The hardest part will be trying to get a good match on the color. An upgrade to CS4 would give you many enhancements to Camera Raw, including new Canon-like profiles that will give you 5D color similar to what you get in-camera or from Canon's Digital Photo Professional software.
Hope that helps.
I will give it a try. I have been opening them in Canon Pro and saving them as a Tiff. then opening them in CS2 but you loose all the camera info.
Thanks for the help.
Is the CS4 upgrade worth the 200.00 if I can get the new profile right?
Evaluating the worth/value of the upgrade is a pretty personal thing although since you will be going from CS2 to CS4, there have been many changes in both PS and ACR.
Specifically regarding raw color interpretation, most people feel that it is much better since CS3, when the new color engine and profiles became available.

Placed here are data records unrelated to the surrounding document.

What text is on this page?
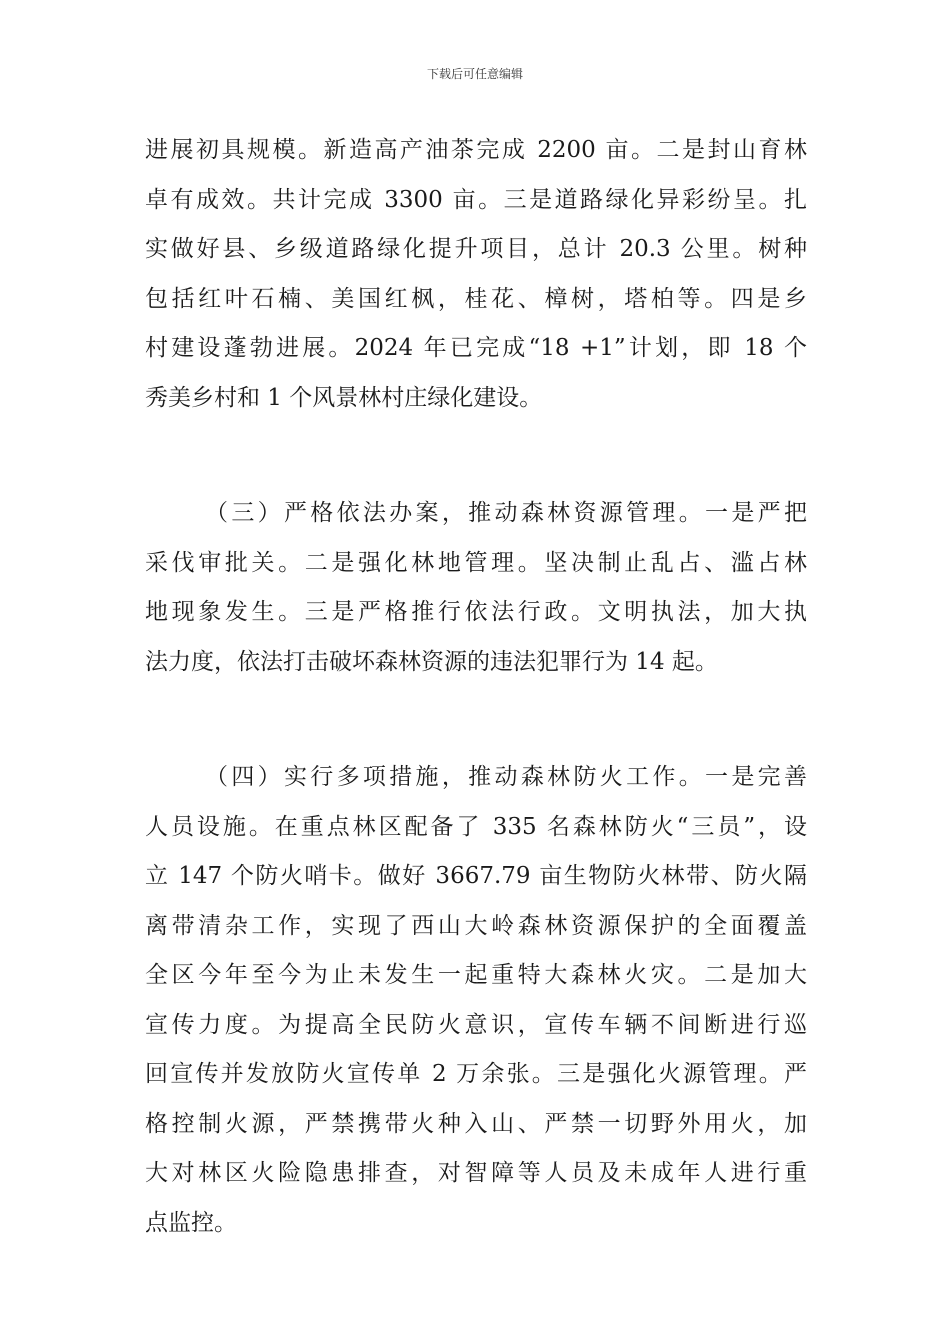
下载后可任意编辑
进展初具规模。新造高产油茶完成 2200 亩。二是封山育林
卓有成效。共计完成 3300 亩。三是道路绿化异彩纷呈。扎
实做好县、乡级道路绿化提升项目，总计 20.3 公里。树种
包括红叶石楠、美国红枫，桂花、樟树，塔柏等。四是乡
村建设蓬勃进展。2024 年已完成“18 +1”计划，即 18 个
秀美乡村和 1 个风景林村庄绿化建设。
（三）严格依法办案，推动森林资源管理。一是严把
采伐审批关。二是强化林地管理。坚决制止乱占、滥占林
地现象发生。三是严格推行依法行政。文明执法，加大执
法力度，依法打击破坏森林资源的违法犯罪行为 14 起。
（四）实行多项措施，推动森林防火工作。一是完善
人员设施。在重点林区配备了 335 名森林防火“三员”，设
立 147 个防火哨卡。做好 3667.79 亩生物防火林带、防火隔
离带清杂工作，实现了西山大岭森林资源保护的全面覆盖
全区今年至今为止未发生一起重特大森林火灾。二是加大
宣传力度。为提高全民防火意识，宣传车辆不间断进行巡
回宣传并发放防火宣传单 2 万余张。三是强化火源管理。严
格控制火源，严禁携带火种入山、严禁一切野外用火，加
大对林区火险隐患排查，对智障等人员及未成年人进行重
点监控。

You also have the option of using the DNG profile editor to shoot a ColorChecker chart and make your own custom profile. It is easy to do and works very well. It only requires investment in the chart ($60-70 US).
The biggest downside to CS4 could be it's power requirements compared to your current machine. In particular, it will work better if you have a fairly new graphics card with OpenGL capability.
If you are interested, I would suggest downloading and trying out the demo.
The DPP route you are currently using also works. It just requires the intermediate files.